Now a strategic advisor to Nu Wealth, Mr Gemmill said investors were not supplying enough new homes in near-city suburbs where the demand for rental homes was the strongest, due to proximity to the CBD.
“To overcome this chronic shortage of rental stock in these areas, the $20,000 grant under the new home building bonus scheme should immediately be doubled to $40,000 if an investor builds a new home within a 20 kilometre radius of the Perth CBD,” Mr Gemmill said.
“This $40,000 investor grant should last until the end of 2021 to help bring on… enough new rental properties now required in near city areas.
“Investors wishing to buy established homes in near city areas should have a moratorium on stamp duty until the end of 2021, which will mean that new established houses and apartments will become immediately available while new rental stock is being constructed.
“In addition, the state government should remove statutory infill charges for developers seeking to build new homes in near city areas which will give a major boost to new housing construction in this high demand rental market.”
Mr Gemmill said now was the time to provide incentives to the private sector, which he said provided the vast majority of rental accommodation in Perth.
“It is also important to note that the state government is now falling well short of its infill targets which are designed to limit urban sprawl that is estimated to cost taxpayers and businesses $2.5 billion a year,” Mr Gemmill said.
“Significantly, a report by the Property Council of Australia found that the state government could save $94.5 million for every 1,000 infill lots it developed, compared with the cost of developing green(field) sites.
“Instead, the current structure of the home building bonus scheme is resulting in more urban sprawl with first home buyers building new homes in fringe city suburbs because land prices are more attractive in these locations – apart from costing taxpayers and businesses billions of dollars in costs, this policy of encouraging urban sprawl will not solve Perth’s rental crisis.”
Nu Wealth managing director Daniel McQuillan said property investors had been largely absent from the Perth market in recent years due to low rents.
“This absence of investors is the main reason why we are experiencing a rental crisis in Perth,” Mr McQuillan said.
“In addition to a major financial incentive for investors to build new homes in near city areas, the State Government needs to end its emergency legislation for private rental properties as recommended by REIWA.
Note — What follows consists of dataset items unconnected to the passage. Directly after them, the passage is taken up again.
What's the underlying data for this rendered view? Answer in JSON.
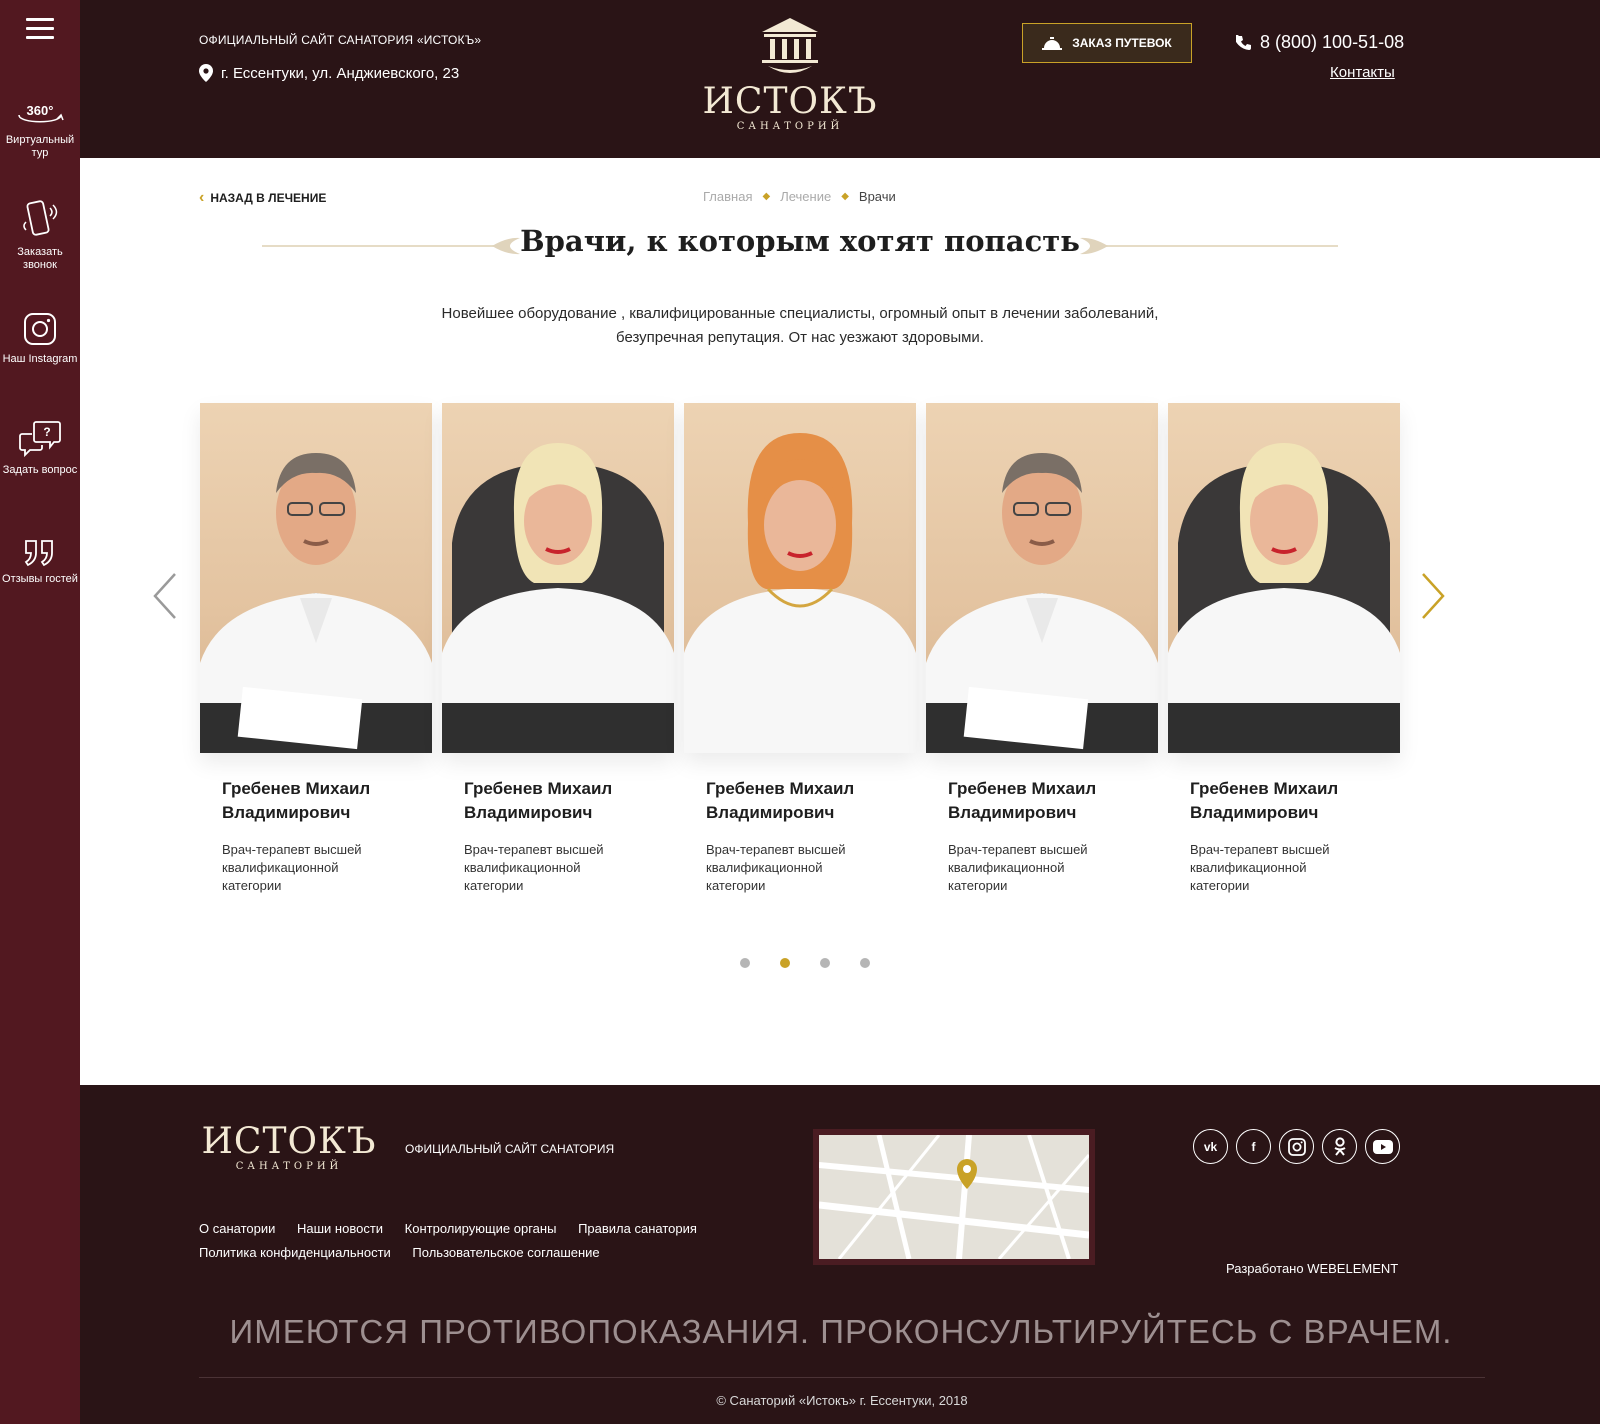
{
  "sidebar": {
    "items": [
      {
        "icon": "360-icon",
        "label": "Виртуальный тур"
      },
      {
        "icon": "phone-call-icon",
        "label": "Заказать звонок"
      },
      {
        "icon": "instagram-icon",
        "label": "Наш Instagram"
      },
      {
        "icon": "question-chat-icon",
        "label": "Задать вопрос"
      },
      {
        "icon": "quote-icon",
        "label": "Отзывы гостей"
      }
    ]
  },
  "header": {
    "official": "ОФИЦИАЛЬНЫЙ САЙТ САНАТОРИЯ «ИСТОКЪ»",
    "address": "г. Ессентуки, ул. Анджиевского, 23",
    "logo_name": "ИСТОКЪ",
    "logo_sub": "САНАТОРИЙ",
    "order_button": "ЗАКАЗ ПУТЕВОК",
    "phone": "8 (800) 100-51-08",
    "contacts": "Контакты"
  },
  "content": {
    "back_link": "НАЗАД В ЛЕЧЕНИЕ",
    "breadcrumbs": [
      "Главная",
      "Лечение",
      "Врачи"
    ],
    "title": "Врачи, к которым хотят попасть",
    "intro": "Новейшее оборудование , квалифицированные специалисты, огромный опыт в лечении заболеваний, безупречная репутация. От нас уезжают здоровыми."
  },
  "doctors": [
    {
      "name": "Гребенев Михаил Владимирович",
      "role": "Врач-терапевт высшей квалификационной категории"
    },
    {
      "name": "Гребенев Михаил Владимирович",
      "role": "Врач-терапевт высшей квалификационной категории"
    },
    {
      "name": "Гребенев Михаил Владимирович",
      "role": "Врач-терапевт высшей квалификационной категории"
    },
    {
      "name": "Гребенев Михаил Владимирович",
      "role": "Врач-терапевт высшей квалификационной категории"
    },
    {
      "name": "Гребенев Михаил Владимирович",
      "role": "Врач-терапевт высшей квалификационной категории"
    }
  ],
  "pagination": {
    "count": 4,
    "active_index": 1
  },
  "footer": {
    "logo_name": "ИСТОКЪ",
    "logo_sub": "САНАТОРИЙ",
    "official": "ОФИЦИАЛЬНЫЙ САЙТ САНАТОРИЯ",
    "links": [
      "О санатории",
      "Наши новости",
      "Контролирующие органы",
      "Правила санатория",
      "Политика конфиденциальности",
      "Пользовательское соглашение"
    ],
    "socials": [
      "vk-icon",
      "facebook-icon",
      "instagram-icon",
      "odnoklassniki-icon",
      "youtube-icon"
    ],
    "developer": "Разработано WEBELEMENT",
    "warning": "ИМЕЮТСЯ ПРОТИВОПОКАЗАНИЯ. ПРОКОНСУЛЬТИРУЙТЕСЬ С ВРАЧЕМ.",
    "copyright": "© Санаторий «Истокъ» г. Ессентуки, 2018"
  },
  "colors": {
    "sidebar": "#521820",
    "header": "#2a1416",
    "accent": "#c9a227"
  }
}
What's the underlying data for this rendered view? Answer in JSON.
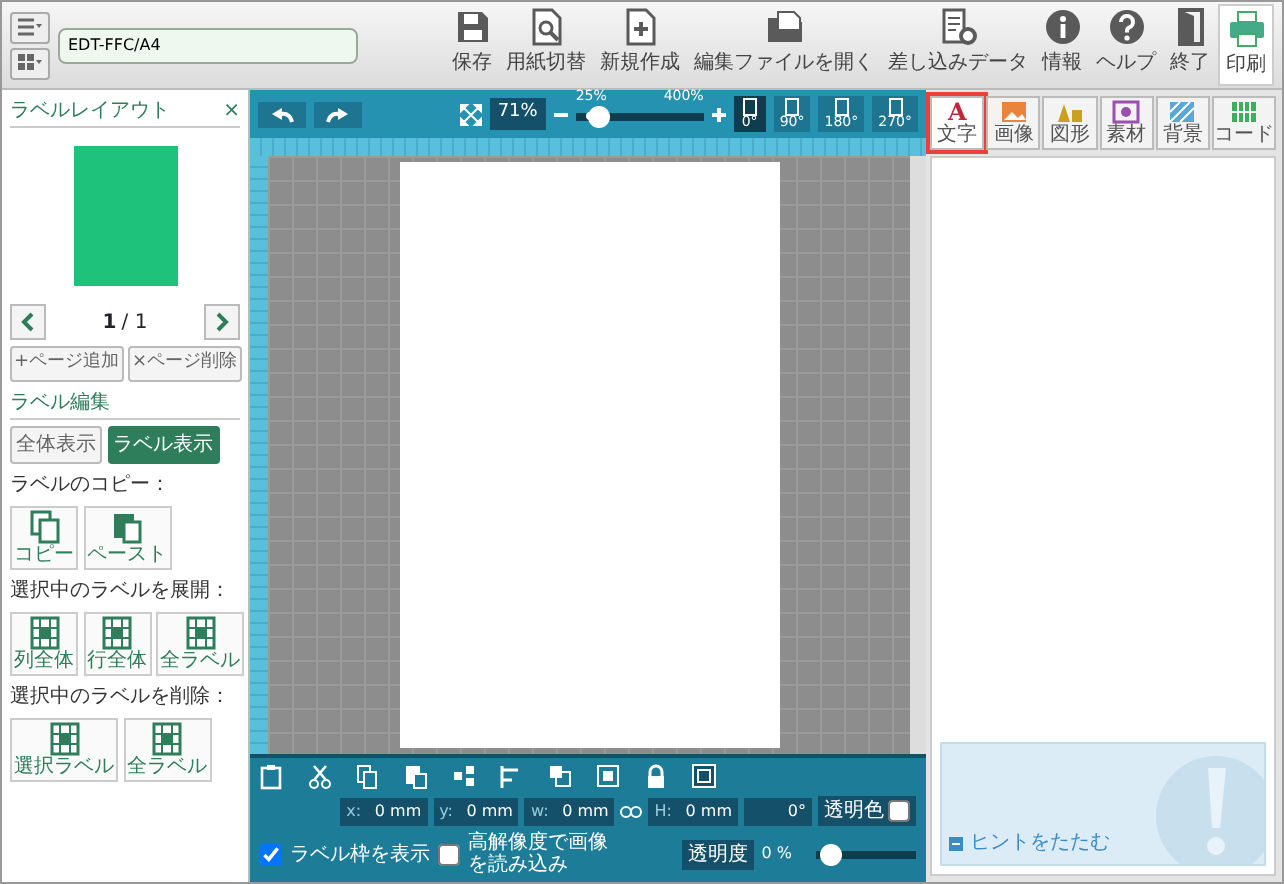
{
  "file_name": "EDT-FFC/A4",
  "toolbar": [
    {
      "label": "保存",
      "kind": "save"
    },
    {
      "label": "用紙切替",
      "kind": "paper"
    },
    {
      "label": "新規作成",
      "kind": "new"
    },
    {
      "label": "編集ファイルを開く",
      "kind": "open"
    },
    {
      "label": "差し込みデータ",
      "kind": "merge"
    },
    {
      "label": "情報",
      "kind": "info"
    },
    {
      "label": "ヘルプ",
      "kind": "help"
    },
    {
      "label": "終了",
      "kind": "exit"
    },
    {
      "label": "印刷",
      "kind": "print"
    }
  ],
  "left_panel": {
    "title": "ラベルレイアウト",
    "close": "×",
    "page": {
      "current": "1",
      "total": "/ 1"
    },
    "page_buttons": [
      {
        "icon": "+",
        "label": "ページ追加"
      },
      {
        "icon": "×",
        "label": "ページ削除"
      }
    ],
    "edit_title": "ラベル編集",
    "view_buttons": [
      {
        "label": "全体表示",
        "selected": false
      },
      {
        "label": "ラベル表示",
        "selected": true
      }
    ],
    "groups": [
      {
        "heading": "ラベルのコピー：",
        "buttons": [
          {
            "label": "コピー",
            "kind": "copy"
          },
          {
            "label": "ペースト",
            "kind": "paste"
          }
        ]
      },
      {
        "heading": "選択中のラベルを展開：",
        "buttons": [
          {
            "label": "列全体",
            "kind": "grid"
          },
          {
            "label": "行全体",
            "kind": "grid"
          },
          {
            "label": "全ラベル",
            "kind": "grid"
          }
        ]
      },
      {
        "heading": "選択中のラベルを削除：",
        "buttons": [
          {
            "label": "選択ラベル",
            "kind": "grid"
          },
          {
            "label": "全ラベル",
            "kind": "grid"
          }
        ]
      }
    ]
  },
  "canvas_toolbar": {
    "zoom": {
      "value": "71%",
      "min_label": "25%",
      "max_label": "400%",
      "level": 0.12
    },
    "rotations": [
      {
        "label": "0°",
        "selected": true
      },
      {
        "label": "90°",
        "selected": false
      },
      {
        "label": "180°",
        "selected": false
      },
      {
        "label": "270°",
        "selected": false
      }
    ]
  },
  "properties": {
    "fields": [
      {
        "label": "x:",
        "value": "0 mm"
      },
      {
        "label": "y:",
        "value": "0 mm"
      },
      {
        "label": "w:",
        "value": "0 mm"
      },
      {
        "label": "H:",
        "value": "0 mm"
      }
    ],
    "rotation": "0°",
    "transparent_color": {
      "label": "透明色",
      "checked": false
    },
    "options": [
      {
        "label": "ラベル枠を表示",
        "checked": true
      },
      {
        "label": "高解像度で画像を読み込み",
        "checked": false
      }
    ],
    "opacity": {
      "label": "透明度",
      "value": "0 %",
      "level": 0.05
    }
  },
  "tabs": [
    {
      "label": "文字",
      "kind": "text",
      "glyph": "A",
      "selected": true
    },
    {
      "label": "画像",
      "kind": "image",
      "selected": false
    },
    {
      "label": "図形",
      "kind": "shape",
      "selected": false
    },
    {
      "label": "素材",
      "kind": "material",
      "selected": false
    },
    {
      "label": "背景",
      "kind": "background",
      "selected": false
    },
    {
      "label": "コード",
      "kind": "code",
      "selected": false
    }
  ],
  "hint": {
    "label": "ヒントをたたむ"
  }
}
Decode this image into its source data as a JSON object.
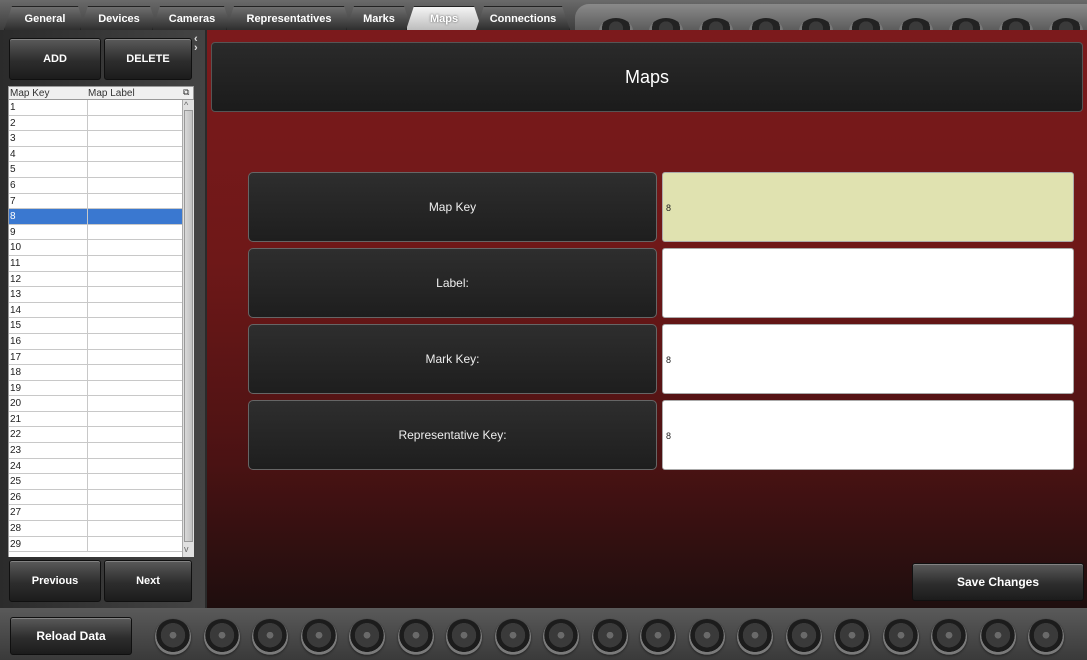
{
  "tabs": [
    {
      "label": "General",
      "active": false
    },
    {
      "label": "Devices",
      "active": false
    },
    {
      "label": "Cameras",
      "active": false
    },
    {
      "label": "Representatives",
      "active": false
    },
    {
      "label": "Marks",
      "active": false
    },
    {
      "label": "Maps",
      "active": true
    },
    {
      "label": "Connections",
      "active": false
    }
  ],
  "left": {
    "add_label": "ADD",
    "delete_label": "DELETE",
    "col_key": "Map Key",
    "col_label": "Map Label",
    "rows": [
      "1",
      "2",
      "3",
      "4",
      "5",
      "6",
      "7",
      "8",
      "9",
      "10",
      "11",
      "12",
      "13",
      "14",
      "15",
      "16",
      "17",
      "18",
      "19",
      "20",
      "21",
      "22",
      "23",
      "24",
      "25",
      "26",
      "27",
      "28",
      "29"
    ],
    "selected_row": "8",
    "prev_label": "Previous",
    "next_label": "Next"
  },
  "main": {
    "title": "Maps",
    "fields": [
      {
        "label": "Map Key",
        "value": "8"
      },
      {
        "label": "Label:",
        "value": ""
      },
      {
        "label": "Mark Key:",
        "value": "8"
      },
      {
        "label": "Representative Key:",
        "value": "8"
      }
    ],
    "save_label": "Save Changes"
  },
  "bottom": {
    "reload_label": "Reload Data"
  },
  "colors": {
    "accent_red": "#7c1a1c",
    "selection_blue": "#3a78d0",
    "highlight_field": "#e0e2b0"
  }
}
“I have many investor clients who would consider investing in the Perth real market to advantage of the current low vacancy rates but are deterred by this draconian legislation.
“The rental crisis in Perth will only end when the supply of new rental stock is increased significantly in areas of high demand through removing this legislation and also giving investors a strong financial incentive to build new homes.”